L'Empereur ne faisait rien à la légère. Chaque action, chaque décision, chaque détour dans la galaxie répondait à un calcul dont nul n'osait même essayer de saisir les ramifications.
Le transfert d'Illaoï vers son croiseur personnel n'échappa pas à cette règle.
Elle fut sortie du sarcophage de Kolto dans le plus grand secret, maintenue dans un coma profond, transférée dans un caisson blindé d'émeraude opaque. Les systèmes médicaux accompagnaient son souffle artificiel, les électrodes contrôlaient son rythme musculaire. Le vaisseau, baptisé Absolution, attendait au-dessus de Dromund Kaas, aussi silencieux qu'un cimetière orbital.
Scourge était du voyage.
Il n'avait pas contesté. Il n'en avait pas eu besoin. L'Empereur lui avait ordonné de superviser le rituel. Et Scourge, comme toujours, avait obéi.
Mais à présent, seul dans ses quartiers, ses mains croisées dans le dos, le regard fixe sur l'espace noir taché d'éclairs, il s'interrogeait. Depuis combien de temps son maître savait-il ? Depuis combien de temps soupçonnait il cette trahison longuement mûrie, celle qu'il fomentait depuis trois siècles ?

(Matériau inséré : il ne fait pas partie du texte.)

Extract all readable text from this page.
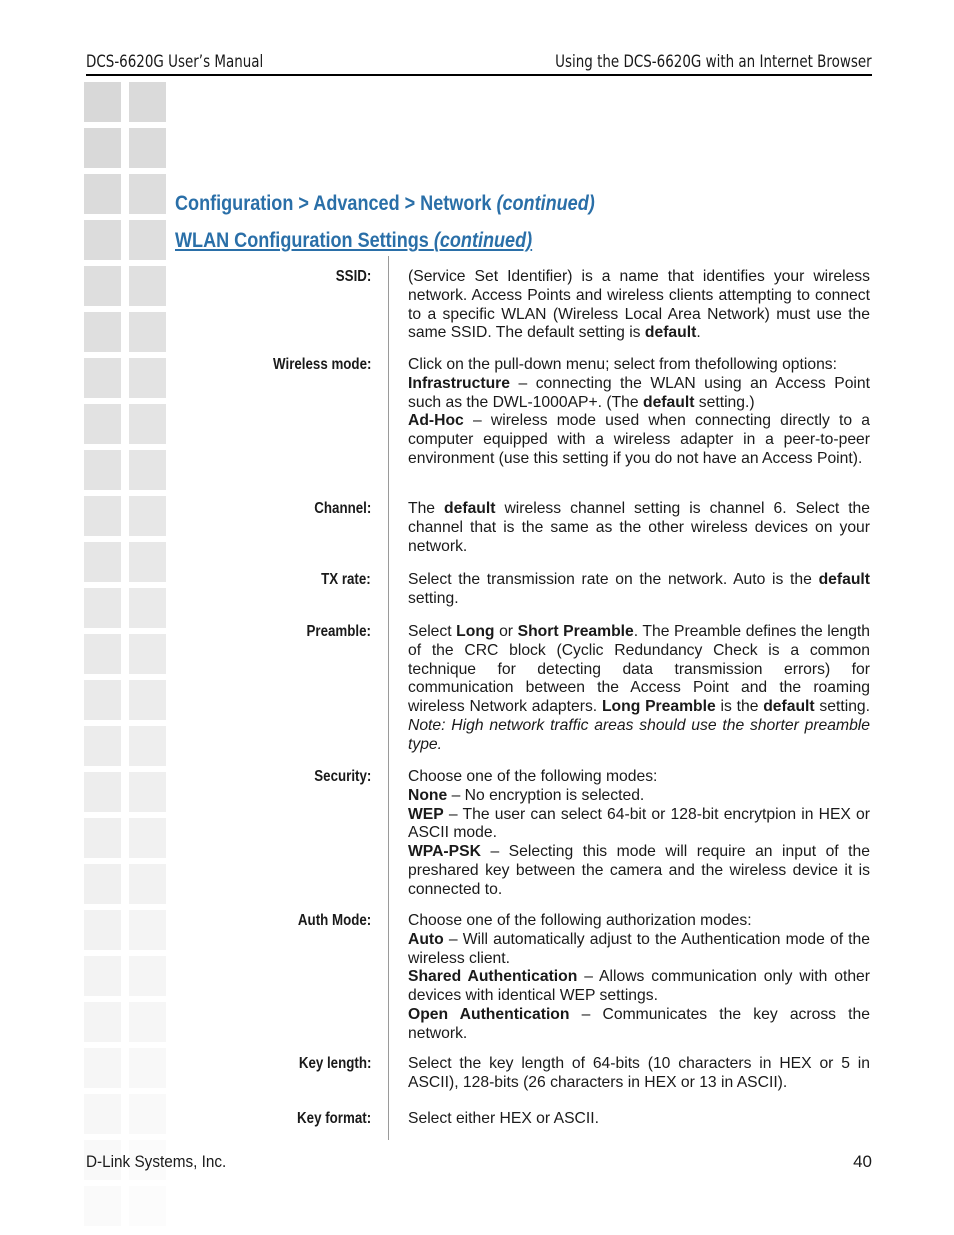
DCS-6620G User’s Manual	Using the DCS-6620G with an Internet Browser
Configuration > Advanced > Network (continued)
WLAN Configuration Settings (continued)
SSID: (Service Set Identifier) is a name that identifies your wireless network. Access Points and wireless clients attempting to connect to a specific WLAN (Wireless Local Area Network) must use the same SSID. The default setting is default.
Wireless mode: Click on the pull-down menu; select from thefollowing options:
Infrastructure – connecting the WLAN using an Access Point such as the DWL-1000AP+. (The default setting.)
Ad-Hoc – wireless mode used when connecting directly to a computer equipped with a wireless adapter in a peer-to-peer environment (use this setting if you do not have an Access Point).
Channel: The default wireless channel setting is channel 6. Select the channel that is the same as the other wireless devices on your network.
TX rate: Select the transmission rate on the network. Auto is the default setting.
Preamble: Select Long or Short Preamble. The Preamble defines the length of the CRC block (Cyclic Redundancy Check is a common technique for detecting data transmission errors) for communication between the Access Point and the roaming wireless Network adapters. Long Preamble is the default setting. Note: High network traffic areas should use the shorter preamble type.
Security: Choose one of the following modes:
None – No encryption is selected.
WEP – The user can select 64-bit or 128-bit encrytpion in HEX or ASCII mode.
WPA-PSK – Selecting this mode will require an input of the preshared key between the camera and the wireless device it is connected to.
Auth Mode: Choose one of the following authorization modes:
Auto – Will automatically adjust to the Authentication mode of the wireless client.
Shared Authentication – Allows communication only with other devices with identical WEP settings.
Open Authentication – Communicates the key across the network.
Key length: Select the key length of 64-bits (10 characters in HEX or 5 in ASCII), 128-bits (26 characters in HEX or 13 in ASCII).
Key format: Select either HEX or ASCII.
D-Link Systems, Inc.	40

Était ce un piège subtil, une façon de sonder ses failles ? Ou n'était ce qu'un jeu d'esprit, destiné à maintenir la peur ?
Scourge enrageait intérieurement de ne pas savoir.
Mais ce qui l'agaçait encore plus, c'était cette attirance. Ce lien ténu avec l'étrangère. Cette sensation d'avoir laissé derrière lui quelque chose d'inachevé lorsqu'il était parti pour Quesh. Ces sensations revenaient à mesure qu'il se rapprochait d'elle. Elles n'étaient pas aussi fortes qu'avant, mais elles étaient là. Latentes. Et cela… l'agaçait profondément.
Il s'était toujours cru au-dessus de ces choses. Immortel, détaché, vidé.
Et pourtant.
Il revint à l'essentiel.
La mission.
Arrêter l'Empereur. Coûte que coûte. L'alliance avec le Jedi était la clef. Mais il fallait frapper au bon moment, pas trop tôt. L'échec serait irrémédiable. Le rituel visant à soumettre l'étrangère prendrait du temps… mais pas une éternité. Il ne pouvait pas agir seul. Il devait attendre.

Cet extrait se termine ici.